You’ve got three ways to go:

  1. Retain us to handle the whole thing (I’m not trying to get sales-pitchy here– really),
  2. Use the Hague Envoy document automation platform at USM94.com, or
  3. Handle it all yourself, including figuring out what options may or may not be available.

So now, the call of the question: where do those options fall in the financial calculation?

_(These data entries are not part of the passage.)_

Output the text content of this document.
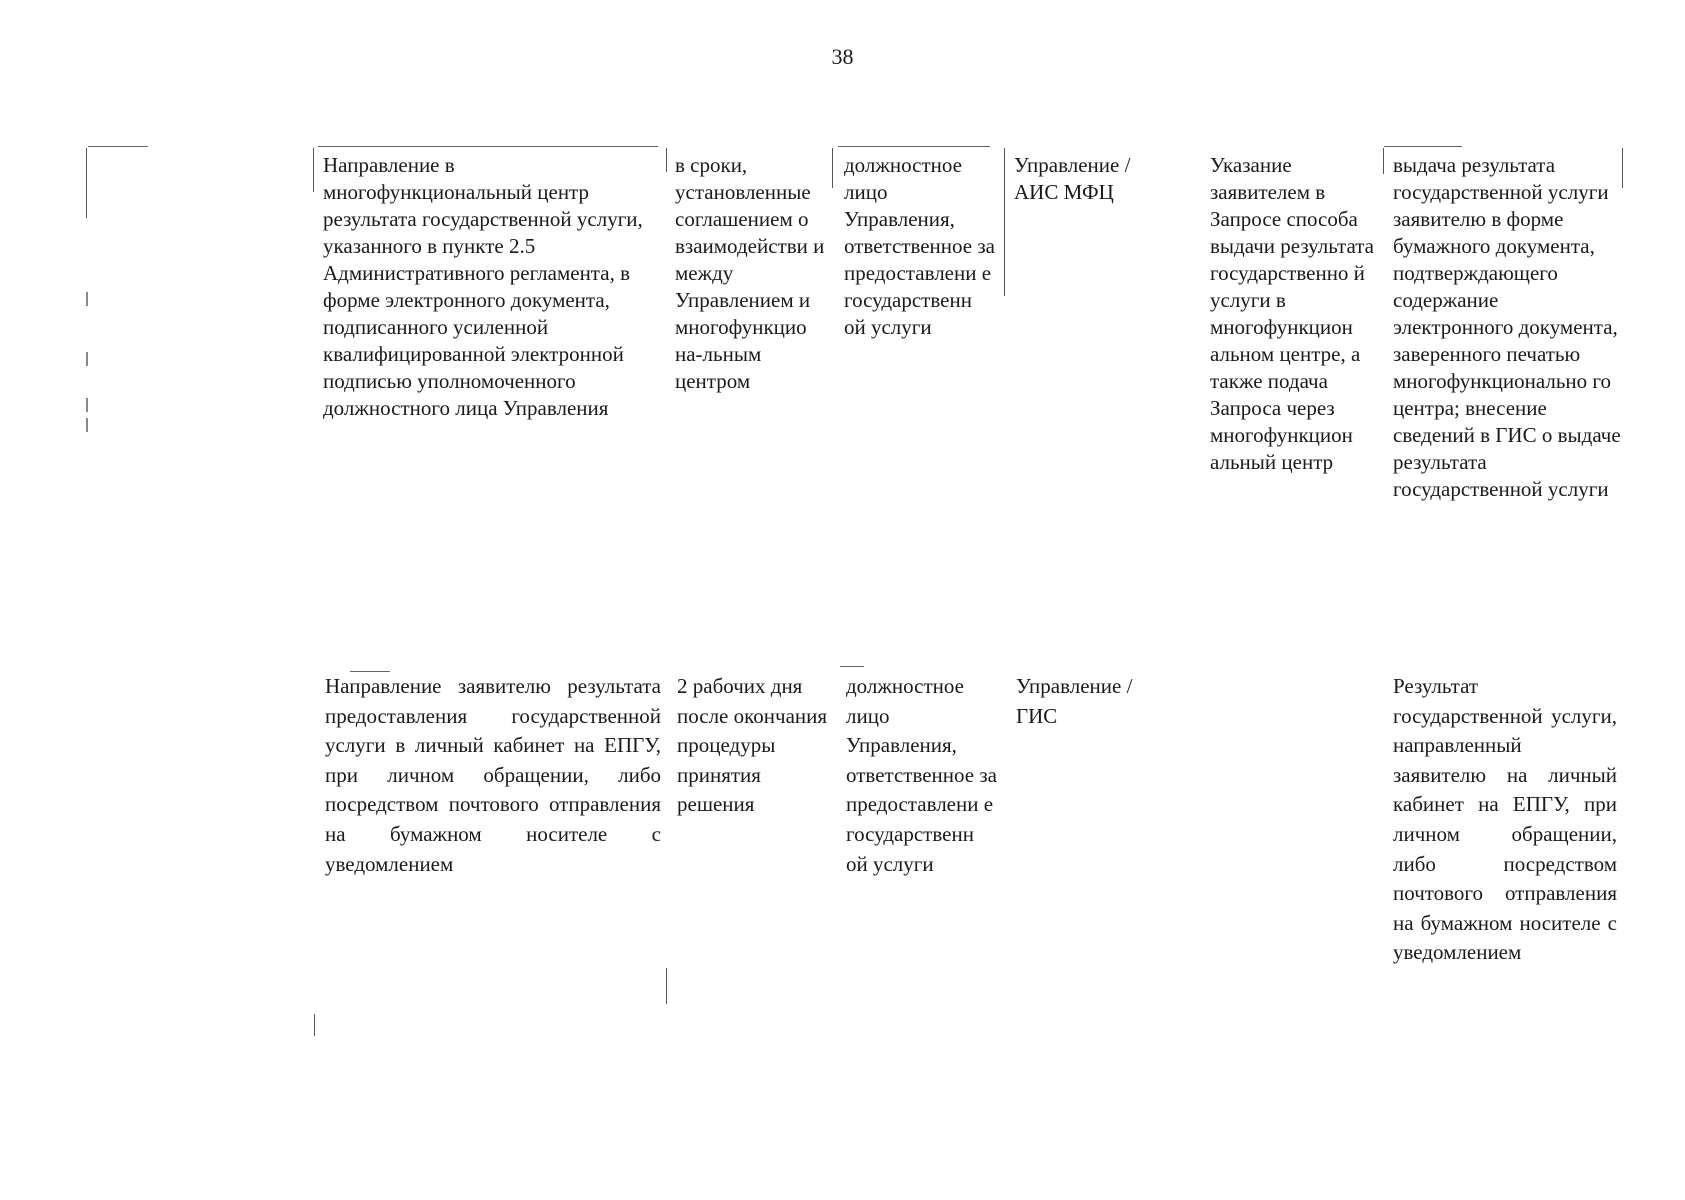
38
Направление в многофункциональный центр результата государственной услуги, указанного в пункте 2.5 Административного регламента, в форме электронного документа, подписанного усиленной квалифицированной электронной подписью уполномоченного должностного лица Управления
в сроки, установленные соглашением о взаимодействи и между Управлением и многофункцио на-льным центром
должностное лицо Управления, ответственное за предоставлени е государственн ой услуги
Управление / АИС МФЦ
Указание заявителем в Запросе способа выдачи результата государственно й услуги в многофункцион альном центре, а также подача Запроса через многофункцион альный центр
выдача результата государственной услуги заявителю в форме бумажного документа, подтверждающего содержание электронного документа, заверенного печатью многофункционально го центра; внесение сведений в ГИС о выдаче результата государственной услуги
Направление заявителю результата предоставления государственной услуги в личный кабинет на ЕПГУ, при личном обращении, либо посредством почтового отправления на бумажном носителе с уведомлением
2 рабочих дня после окончания процедуры принятия решения
должностное лицо Управления, ответственное за предоставлени е государственн ой услуги
Управление / ГИС
Результат государственной услуги, направленный заявителю на личный кабинет на ЕПГУ, при личном обращении, либо посредством почтового отправления на бумажном носителе с уведомлением
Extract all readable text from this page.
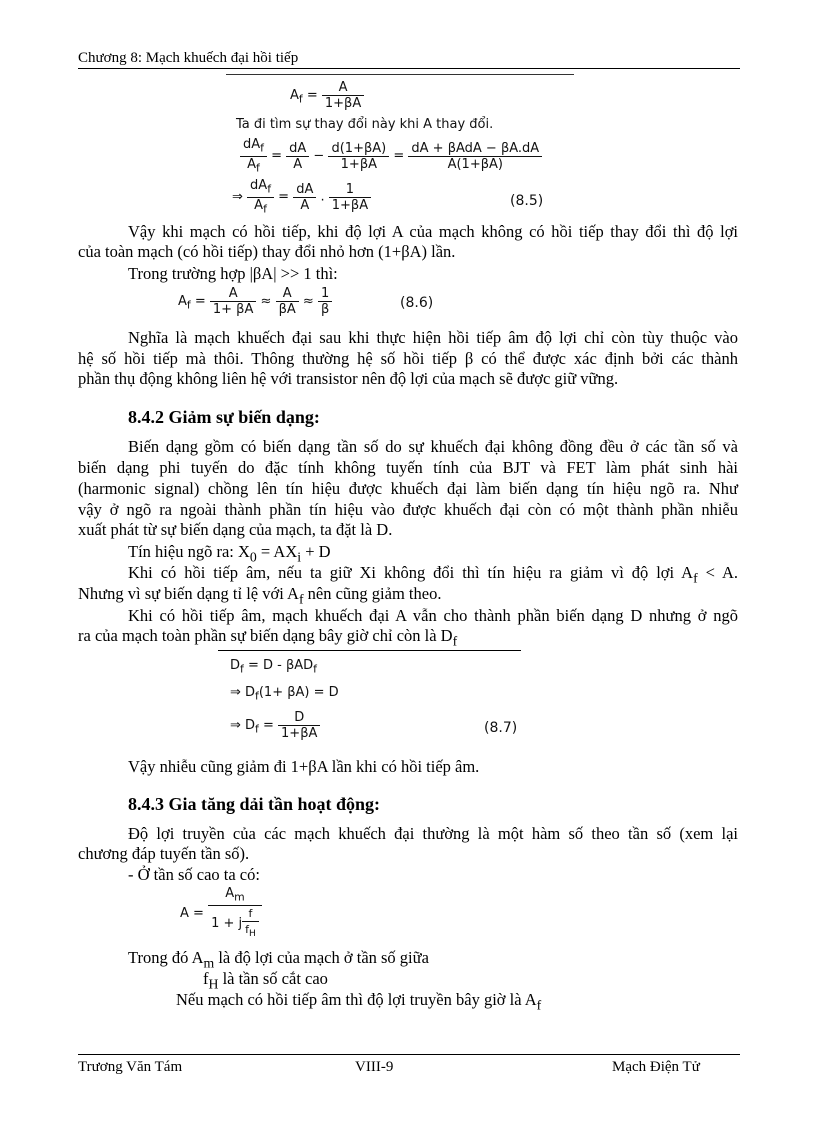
Chương 8: Mạch khuếch đại hồi tiếp
$A_f = \frac{A}{1+\beta A}$
Ta đi tìm sự thay đổi này khi A thay đổi.
$\frac{dA_f}{A_f} = \frac{dA}{A} - \frac{d(1+\beta A)}{1+\beta A} = \frac{\text{dA + βAdA − βA.dA}}{A(1+\beta A)}$
⇒ $\frac{dA_f}{A_f} = \frac{dA}{A}$ . $\frac{1}{1+\beta A}$	(8.5)
Vậy khi mạch có hồi tiếp, khi độ lợi A của mạch không có hồi tiếp thay đổi thì độ lợi
của toàn mạch (có hồi tiếp) thay đổi nhỏ hơn (1+βA) lần.
Trong trường hợp |βA| >> 1 thì:
$A_f = \frac{A}{1+ \beta A} \approx \frac{A}{\beta A} \approx \frac{1}{\beta}$	(8.6)
Nghĩa là mạch khuếch đại sau khi thực hiện hồi tiếp âm độ lợi chỉ còn tùy thuộc vào
hệ số hồi tiếp mà thôi. Thông thường hệ số hồi tiếp β có thể được xác định bởi các thành
phần thụ động không liên hệ với transistor nên độ lợi của mạch sẽ được giữ vững.
8.4.2 Giảm sự biến dạng:
Biến dạng gồm có biến dạng tần số do sự khuếch đại không đồng đều ở các tần số và
biến dạng phi tuyến do đặc tính không tuyến tính của BJT và FET làm phát sinh hài
(harmonic signal) chồng lên tín hiệu được khuếch đại làm biến dạng tín hiệu ngõ ra. Như
vậy ở ngõ ra ngoài thành phần tín hiệu vào được khuếch đại còn có một thành phần nhiễu
xuất phát từ sự biến dạng của mạch, ta đặt là D.
Tín hiệu ngõ ra: $X_0 = AX_i + D$
Khi có hồi tiếp âm, nếu ta giữ Xi không đổi thì tín hiệu ra giảm vì độ lợi $A_f < A$.
Nhưng vì sự biến dạng tỉ lệ với $A_f$ nên cũng giảm theo.
Khi có hồi tiếp âm, mạch khuếch đại A vẫn cho thành phần biến dạng D nhưng ở ngõ
ra của mạch toàn phần sự biến dạng bây giờ chỉ còn là $D_f$
$D_f = D - \beta AD_f$
⇒ $D_f(1+ \beta A) = D$
⇒ $D_f = \frac{D}{1+\beta A}$	(8.7)
Vậy nhiễu cũng giảm đi 1+βA lần khi có hồi tiếp âm.
8.4.3 Gia tăng dải tần hoạt động:
Độ lợi truyền của các mạch khuếch đại thường là một hàm số theo tần số (xem lại
chương đáp tuyến tần số).
- Ở tần số cao ta có:
$A = \frac{A_m}{1 + j \frac{f}{f_H}}$
Trong đó $A_m$ là độ lợi của mạch ở tần số giữa
$f_H$ là tần số cắt cao
Nếu mạch có hồi tiếp âm thì độ lợi truyền bây giờ là $A_f$
Trương Văn Tám	VIII-9	Mạch Điện Tử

Well, if you’re a personal injury lawyer and you do it all yourself, it’s part of your contingency agreementYou recover no costs other than translation and shipping.  All the time spent researching the ins & outs of how to do things properly… it’s part of your standard one-third of the award.*  So if you spend several hours looking things up, that’s a bunch of fees you can’t deduct from the collected amount.

But when you outsource your efforts to serve abroad, it’s an expense, just like medical records and court reporters and expert witnesses.

If you win, it’s money going back into your pocket.  And you don’t have to spend several hours researching a procedure you won’t touch again for a long time.


* Of course, the percentage varies by jurisdiction and common practice according to locality.